Zhenyu Liu,Haoyang Mao,Guodong Sa,Hui Liu,Jianrong Tan
DOI: https://doi.org/10.1016/j.jmsy.2024.01.002
IF: 12.1
2024-01-21
Journal of Manufacturing Systems
Abstract:The unpredictable variety of dynamic events in manufacturing systems poses a great challenge for tackling the job-shop scheduling problem (JSP), while most prior arts fail to strike a good balance between solution efficiency and dynamic adaptation. To this end, this paper outlines a graph reinforcement learning framework for solving dynamic JSP (DJSP) with stochastic processing time and machine breakdowns. The framework depicts DJSP as a Markov decision process (MDP) and expands the disjunctive graph representation of the state. Then a mixed graph Transformer network is proposed to extract state embeddings coupled with dynamic events, which combines the merits of two attention mechanisms and a spatial pyramid pooling module to flexibly fit different scheduling configurations. Further, a promising training algorithm called Phase Proximal Policy Optimization with Rollback is advanced to learn the optimal scheduling policy, which introduces an additional auxiliary phase to train the policy and value networks alternately for higher sample efficiency. Comprehensive experiments both on static benchmarks and dynamic instances as well as an actual engineering case indicate that the proposed framework exhibits significant superiority in fidelity and generalization compared to previous work in terms of solving DJSP.
engineering, manufacturing, industrial,operations research & management science
What problem does this paper attempt to address?
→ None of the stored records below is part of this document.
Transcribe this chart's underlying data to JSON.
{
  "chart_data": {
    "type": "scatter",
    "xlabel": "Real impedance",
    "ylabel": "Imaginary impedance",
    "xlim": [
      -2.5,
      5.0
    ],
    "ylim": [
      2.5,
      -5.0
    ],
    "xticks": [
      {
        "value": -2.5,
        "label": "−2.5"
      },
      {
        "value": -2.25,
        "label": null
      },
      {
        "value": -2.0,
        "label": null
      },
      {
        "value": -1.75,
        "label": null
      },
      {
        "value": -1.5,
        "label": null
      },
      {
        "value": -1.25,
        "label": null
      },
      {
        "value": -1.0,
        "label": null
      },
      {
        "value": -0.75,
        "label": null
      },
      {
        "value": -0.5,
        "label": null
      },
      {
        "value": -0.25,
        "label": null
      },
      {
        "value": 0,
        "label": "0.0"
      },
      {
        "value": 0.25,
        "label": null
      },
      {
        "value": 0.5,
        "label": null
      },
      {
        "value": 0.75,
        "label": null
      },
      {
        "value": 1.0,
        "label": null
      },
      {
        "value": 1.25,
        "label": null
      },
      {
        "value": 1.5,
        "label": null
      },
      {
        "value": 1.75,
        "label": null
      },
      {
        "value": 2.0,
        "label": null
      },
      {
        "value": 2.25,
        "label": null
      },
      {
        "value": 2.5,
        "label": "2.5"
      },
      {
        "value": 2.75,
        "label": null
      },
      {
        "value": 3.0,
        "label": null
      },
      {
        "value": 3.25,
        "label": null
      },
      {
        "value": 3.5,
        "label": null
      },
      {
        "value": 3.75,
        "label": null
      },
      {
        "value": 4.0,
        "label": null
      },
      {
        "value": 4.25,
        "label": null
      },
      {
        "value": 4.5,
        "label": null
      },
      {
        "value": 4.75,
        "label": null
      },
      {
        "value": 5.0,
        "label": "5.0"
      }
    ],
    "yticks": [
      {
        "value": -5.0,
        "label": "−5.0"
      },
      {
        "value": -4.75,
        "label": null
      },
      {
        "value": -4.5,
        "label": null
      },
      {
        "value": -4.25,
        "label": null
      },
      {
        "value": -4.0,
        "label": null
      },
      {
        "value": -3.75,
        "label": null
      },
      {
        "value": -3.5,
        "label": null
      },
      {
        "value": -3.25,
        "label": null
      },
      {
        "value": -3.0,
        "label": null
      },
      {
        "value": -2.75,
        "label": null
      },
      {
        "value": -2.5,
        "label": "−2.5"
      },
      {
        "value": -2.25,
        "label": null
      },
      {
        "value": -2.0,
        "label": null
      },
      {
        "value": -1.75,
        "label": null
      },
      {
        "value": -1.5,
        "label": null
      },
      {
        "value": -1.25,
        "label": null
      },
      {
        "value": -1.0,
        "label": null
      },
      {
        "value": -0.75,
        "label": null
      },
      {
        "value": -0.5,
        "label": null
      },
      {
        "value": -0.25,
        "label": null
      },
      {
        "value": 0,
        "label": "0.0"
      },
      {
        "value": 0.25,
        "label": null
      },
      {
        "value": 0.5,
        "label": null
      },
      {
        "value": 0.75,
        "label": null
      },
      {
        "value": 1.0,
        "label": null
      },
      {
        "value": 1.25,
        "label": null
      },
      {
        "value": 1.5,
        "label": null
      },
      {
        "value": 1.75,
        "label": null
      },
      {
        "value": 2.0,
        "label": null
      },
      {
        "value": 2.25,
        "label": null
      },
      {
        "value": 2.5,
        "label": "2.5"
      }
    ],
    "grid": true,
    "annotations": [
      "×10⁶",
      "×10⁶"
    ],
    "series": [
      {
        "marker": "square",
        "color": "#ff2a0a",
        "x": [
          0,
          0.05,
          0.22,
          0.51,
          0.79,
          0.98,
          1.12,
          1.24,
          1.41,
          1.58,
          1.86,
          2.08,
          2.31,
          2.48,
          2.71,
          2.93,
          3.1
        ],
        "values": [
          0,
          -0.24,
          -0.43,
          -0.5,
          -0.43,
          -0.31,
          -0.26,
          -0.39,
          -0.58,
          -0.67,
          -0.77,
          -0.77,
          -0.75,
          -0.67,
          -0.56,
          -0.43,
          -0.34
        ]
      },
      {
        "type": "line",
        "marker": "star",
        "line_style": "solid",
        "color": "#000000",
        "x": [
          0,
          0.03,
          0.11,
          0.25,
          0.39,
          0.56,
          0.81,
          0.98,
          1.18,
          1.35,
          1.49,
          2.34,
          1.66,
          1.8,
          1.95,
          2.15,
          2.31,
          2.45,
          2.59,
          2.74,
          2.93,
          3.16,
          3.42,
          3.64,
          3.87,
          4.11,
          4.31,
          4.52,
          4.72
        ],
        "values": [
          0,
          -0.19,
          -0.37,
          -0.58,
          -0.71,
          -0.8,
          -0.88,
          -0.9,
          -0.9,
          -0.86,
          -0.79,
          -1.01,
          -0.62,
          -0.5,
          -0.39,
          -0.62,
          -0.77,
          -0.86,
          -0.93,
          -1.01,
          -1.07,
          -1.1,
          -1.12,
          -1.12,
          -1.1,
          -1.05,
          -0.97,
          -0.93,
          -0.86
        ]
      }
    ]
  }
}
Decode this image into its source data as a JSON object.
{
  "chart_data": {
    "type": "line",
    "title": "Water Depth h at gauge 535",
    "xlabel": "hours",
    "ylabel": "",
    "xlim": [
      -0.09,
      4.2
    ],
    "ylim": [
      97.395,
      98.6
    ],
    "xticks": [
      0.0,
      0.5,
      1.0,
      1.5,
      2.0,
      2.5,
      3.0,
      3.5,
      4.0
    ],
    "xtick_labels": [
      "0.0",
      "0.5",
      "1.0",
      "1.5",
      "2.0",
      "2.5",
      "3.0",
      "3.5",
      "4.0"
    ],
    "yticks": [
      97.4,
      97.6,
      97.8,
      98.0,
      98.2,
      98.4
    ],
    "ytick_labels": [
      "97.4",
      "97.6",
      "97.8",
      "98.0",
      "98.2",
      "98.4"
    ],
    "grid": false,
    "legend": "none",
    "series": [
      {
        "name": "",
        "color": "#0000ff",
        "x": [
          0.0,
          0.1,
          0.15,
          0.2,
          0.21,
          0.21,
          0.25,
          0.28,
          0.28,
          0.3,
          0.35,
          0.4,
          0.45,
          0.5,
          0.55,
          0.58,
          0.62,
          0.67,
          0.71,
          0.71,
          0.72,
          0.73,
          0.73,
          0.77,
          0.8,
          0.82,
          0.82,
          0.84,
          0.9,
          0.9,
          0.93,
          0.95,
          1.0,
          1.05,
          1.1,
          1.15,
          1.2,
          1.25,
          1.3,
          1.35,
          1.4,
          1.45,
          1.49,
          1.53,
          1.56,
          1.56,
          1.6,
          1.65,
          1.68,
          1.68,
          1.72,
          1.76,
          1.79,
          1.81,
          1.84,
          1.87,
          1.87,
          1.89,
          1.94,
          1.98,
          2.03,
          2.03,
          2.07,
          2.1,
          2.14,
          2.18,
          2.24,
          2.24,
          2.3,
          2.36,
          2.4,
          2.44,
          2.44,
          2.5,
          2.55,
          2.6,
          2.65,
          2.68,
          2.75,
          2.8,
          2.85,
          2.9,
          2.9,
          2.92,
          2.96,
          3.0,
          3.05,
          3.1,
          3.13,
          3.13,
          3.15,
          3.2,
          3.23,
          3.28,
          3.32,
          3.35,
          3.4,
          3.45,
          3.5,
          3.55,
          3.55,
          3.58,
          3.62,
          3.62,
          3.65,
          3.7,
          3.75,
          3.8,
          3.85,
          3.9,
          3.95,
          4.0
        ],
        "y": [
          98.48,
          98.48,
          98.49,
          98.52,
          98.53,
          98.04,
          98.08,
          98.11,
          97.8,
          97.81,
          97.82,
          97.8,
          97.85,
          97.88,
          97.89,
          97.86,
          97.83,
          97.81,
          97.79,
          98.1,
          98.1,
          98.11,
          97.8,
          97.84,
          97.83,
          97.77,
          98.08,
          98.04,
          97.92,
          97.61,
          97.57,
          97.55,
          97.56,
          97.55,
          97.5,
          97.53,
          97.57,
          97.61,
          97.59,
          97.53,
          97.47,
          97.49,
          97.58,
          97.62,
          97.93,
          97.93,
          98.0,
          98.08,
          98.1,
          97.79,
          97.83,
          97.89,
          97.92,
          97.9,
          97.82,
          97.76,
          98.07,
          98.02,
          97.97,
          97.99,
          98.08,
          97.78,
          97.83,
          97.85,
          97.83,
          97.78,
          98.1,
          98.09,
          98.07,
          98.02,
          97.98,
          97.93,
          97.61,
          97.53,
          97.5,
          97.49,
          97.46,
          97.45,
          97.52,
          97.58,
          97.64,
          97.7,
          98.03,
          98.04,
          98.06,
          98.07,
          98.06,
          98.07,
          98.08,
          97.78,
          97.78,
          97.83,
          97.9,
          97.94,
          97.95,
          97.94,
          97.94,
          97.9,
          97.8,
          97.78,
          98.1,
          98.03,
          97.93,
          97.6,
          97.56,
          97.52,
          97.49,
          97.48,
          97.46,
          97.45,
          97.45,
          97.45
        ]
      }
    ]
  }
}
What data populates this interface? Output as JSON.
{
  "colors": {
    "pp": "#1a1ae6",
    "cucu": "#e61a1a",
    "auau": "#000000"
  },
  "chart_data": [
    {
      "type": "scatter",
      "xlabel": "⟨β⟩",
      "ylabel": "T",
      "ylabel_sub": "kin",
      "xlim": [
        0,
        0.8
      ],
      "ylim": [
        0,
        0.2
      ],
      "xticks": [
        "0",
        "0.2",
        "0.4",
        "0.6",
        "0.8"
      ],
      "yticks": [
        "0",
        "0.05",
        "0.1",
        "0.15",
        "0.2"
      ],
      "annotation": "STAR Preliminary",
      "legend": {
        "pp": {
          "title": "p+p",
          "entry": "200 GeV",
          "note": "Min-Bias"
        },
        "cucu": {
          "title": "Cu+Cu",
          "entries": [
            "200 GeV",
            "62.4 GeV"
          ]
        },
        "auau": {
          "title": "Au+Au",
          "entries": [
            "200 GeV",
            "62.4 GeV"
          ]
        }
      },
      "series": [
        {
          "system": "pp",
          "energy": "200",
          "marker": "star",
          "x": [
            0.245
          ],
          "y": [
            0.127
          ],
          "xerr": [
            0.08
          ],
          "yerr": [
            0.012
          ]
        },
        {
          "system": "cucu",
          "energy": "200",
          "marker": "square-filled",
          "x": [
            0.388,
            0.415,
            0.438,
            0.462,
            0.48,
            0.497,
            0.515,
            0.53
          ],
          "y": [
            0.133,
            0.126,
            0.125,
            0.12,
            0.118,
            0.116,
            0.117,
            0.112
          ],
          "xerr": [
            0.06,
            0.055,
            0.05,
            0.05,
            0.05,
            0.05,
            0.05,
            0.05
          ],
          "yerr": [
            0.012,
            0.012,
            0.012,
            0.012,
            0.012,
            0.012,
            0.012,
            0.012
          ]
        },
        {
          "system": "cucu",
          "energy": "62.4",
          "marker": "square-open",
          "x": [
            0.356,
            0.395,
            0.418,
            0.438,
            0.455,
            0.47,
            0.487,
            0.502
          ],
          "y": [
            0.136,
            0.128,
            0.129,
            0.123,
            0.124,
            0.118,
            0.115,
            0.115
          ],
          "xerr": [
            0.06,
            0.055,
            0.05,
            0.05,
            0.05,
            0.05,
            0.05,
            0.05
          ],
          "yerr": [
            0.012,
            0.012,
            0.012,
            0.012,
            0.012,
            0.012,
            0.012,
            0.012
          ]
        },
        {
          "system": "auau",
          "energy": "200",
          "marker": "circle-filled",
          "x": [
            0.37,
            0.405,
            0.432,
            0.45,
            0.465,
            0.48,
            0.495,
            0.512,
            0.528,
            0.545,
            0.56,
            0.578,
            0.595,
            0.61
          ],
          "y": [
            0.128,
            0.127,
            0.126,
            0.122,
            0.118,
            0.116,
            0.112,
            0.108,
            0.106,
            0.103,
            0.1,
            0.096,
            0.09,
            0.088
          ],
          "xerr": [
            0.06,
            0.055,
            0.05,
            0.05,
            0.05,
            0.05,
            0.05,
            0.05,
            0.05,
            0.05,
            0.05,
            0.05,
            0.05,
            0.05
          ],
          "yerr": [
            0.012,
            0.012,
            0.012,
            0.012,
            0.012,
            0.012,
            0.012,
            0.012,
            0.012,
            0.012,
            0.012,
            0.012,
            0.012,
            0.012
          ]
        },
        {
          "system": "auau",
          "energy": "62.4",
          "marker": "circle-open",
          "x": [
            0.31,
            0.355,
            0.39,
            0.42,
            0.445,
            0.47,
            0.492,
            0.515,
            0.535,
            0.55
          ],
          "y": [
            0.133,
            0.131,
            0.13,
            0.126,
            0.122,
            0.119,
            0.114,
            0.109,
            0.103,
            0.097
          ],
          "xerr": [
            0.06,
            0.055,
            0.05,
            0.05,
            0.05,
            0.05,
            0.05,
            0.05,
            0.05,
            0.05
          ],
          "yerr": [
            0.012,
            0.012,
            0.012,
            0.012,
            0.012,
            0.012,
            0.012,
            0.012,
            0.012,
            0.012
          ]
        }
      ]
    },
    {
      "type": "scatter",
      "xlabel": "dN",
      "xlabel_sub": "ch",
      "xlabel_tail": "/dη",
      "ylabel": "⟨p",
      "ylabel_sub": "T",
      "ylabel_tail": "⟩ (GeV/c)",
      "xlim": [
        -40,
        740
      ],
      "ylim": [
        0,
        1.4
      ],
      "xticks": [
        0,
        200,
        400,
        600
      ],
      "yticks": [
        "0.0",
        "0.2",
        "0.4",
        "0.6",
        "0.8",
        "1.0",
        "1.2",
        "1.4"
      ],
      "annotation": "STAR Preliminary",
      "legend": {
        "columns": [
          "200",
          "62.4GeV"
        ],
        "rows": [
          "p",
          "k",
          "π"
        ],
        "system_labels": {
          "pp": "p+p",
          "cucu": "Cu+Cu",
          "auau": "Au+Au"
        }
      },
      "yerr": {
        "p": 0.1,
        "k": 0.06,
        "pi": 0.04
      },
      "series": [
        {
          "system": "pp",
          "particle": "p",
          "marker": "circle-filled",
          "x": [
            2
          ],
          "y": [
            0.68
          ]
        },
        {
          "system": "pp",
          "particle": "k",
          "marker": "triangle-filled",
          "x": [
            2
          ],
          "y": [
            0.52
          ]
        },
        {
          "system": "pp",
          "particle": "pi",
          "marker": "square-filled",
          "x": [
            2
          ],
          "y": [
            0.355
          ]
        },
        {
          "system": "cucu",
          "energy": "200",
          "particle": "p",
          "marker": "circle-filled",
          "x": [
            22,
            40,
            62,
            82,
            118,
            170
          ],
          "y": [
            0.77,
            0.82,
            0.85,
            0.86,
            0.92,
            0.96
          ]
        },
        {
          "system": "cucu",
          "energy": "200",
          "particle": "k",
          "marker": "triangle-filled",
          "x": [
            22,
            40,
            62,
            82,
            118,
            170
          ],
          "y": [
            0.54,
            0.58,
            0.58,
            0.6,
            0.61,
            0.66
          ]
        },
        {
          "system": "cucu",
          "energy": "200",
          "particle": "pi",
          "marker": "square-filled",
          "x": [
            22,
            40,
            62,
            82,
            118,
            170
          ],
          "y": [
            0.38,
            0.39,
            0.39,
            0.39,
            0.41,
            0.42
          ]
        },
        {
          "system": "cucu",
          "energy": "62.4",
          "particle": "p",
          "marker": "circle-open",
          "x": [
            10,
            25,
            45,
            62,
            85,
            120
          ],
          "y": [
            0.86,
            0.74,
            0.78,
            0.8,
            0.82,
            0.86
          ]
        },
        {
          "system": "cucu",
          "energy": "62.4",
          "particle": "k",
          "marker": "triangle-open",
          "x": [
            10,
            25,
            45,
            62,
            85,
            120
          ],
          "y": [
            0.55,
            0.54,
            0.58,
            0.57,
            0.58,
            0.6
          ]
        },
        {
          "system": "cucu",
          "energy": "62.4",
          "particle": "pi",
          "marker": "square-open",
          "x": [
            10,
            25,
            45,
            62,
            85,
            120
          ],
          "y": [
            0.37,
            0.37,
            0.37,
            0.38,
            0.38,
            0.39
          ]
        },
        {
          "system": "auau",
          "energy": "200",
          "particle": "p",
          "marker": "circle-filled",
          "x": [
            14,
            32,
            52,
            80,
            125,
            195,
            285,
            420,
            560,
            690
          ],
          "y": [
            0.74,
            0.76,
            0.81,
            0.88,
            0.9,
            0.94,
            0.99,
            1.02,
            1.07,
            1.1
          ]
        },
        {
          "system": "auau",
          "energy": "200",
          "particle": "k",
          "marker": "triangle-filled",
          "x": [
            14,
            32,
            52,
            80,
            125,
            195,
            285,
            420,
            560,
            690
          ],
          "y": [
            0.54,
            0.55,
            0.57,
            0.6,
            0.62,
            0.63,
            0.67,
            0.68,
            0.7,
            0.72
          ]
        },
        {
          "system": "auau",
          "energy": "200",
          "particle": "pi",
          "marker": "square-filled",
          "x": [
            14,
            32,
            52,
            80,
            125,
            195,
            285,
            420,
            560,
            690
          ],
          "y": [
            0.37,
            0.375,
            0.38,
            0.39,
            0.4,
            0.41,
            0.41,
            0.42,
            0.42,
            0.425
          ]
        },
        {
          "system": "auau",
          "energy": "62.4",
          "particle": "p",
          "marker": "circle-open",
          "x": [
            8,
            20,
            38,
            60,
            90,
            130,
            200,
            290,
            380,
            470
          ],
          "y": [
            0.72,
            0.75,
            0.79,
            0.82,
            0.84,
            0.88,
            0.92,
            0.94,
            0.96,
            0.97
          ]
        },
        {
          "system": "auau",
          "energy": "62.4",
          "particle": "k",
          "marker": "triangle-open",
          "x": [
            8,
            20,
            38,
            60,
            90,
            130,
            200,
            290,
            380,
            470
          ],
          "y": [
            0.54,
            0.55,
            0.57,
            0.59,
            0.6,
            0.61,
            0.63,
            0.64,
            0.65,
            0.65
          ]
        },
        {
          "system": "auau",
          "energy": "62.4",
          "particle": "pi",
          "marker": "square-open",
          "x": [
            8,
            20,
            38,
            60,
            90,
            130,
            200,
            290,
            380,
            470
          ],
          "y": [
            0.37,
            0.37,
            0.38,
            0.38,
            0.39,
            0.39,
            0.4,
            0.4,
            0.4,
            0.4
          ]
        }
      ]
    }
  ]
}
The paper primarily focuses on the Dynamic Job-Shop Scheduling Problem (DJSP), particularly considering unpredictable events in manufacturing systems, such as variations in processing times and machine breakdowns. The goal of the paper is to propose a method that can effectively address these challenges to improve the efficiency and adaptability of scheduling schemes. The main contributions of the paper can be summarized as follows: 1. **Proposed an effective scheduling framework**: This framework can automatically adjust optimal strategies to adapt to different production goals and configurations without the need for rescheduling. 2. **Developed a novel graph representation module**: Named the Mixed Graph Transformer Network (MGTN), it is used to extract state embeddings from exclusive graphs of different sizes, significantly enhancing the model's generalization capability. 3. **Proposed the Phase Proximal Policy Optimization with Rollback (P3OR)**: This is a training method that improves sample utilization efficiency by sharing parameters of the policy and value functions while decoupling their respective training processes. 4. **Demonstrated superior performance**: The proposed method outperforms other traditional and advanced deep reinforcement learning algorithms in both static and dynamic benchmarks as well as real-world cases. The paper first reviews existing research on dynamic scheduling problems, including heuristic methods and learning-based methods, and points out some limitations of existing methods, such as insufficient generalization capability due to instance-level training. Then, the paper details the proposed framework, including its overall architecture, graph representation learning method (i.e., MGTN), and the improved reinforcement learning training algorithm (i.e., P3OR). Finally, experiments validate the effectiveness and superiority of the proposed method.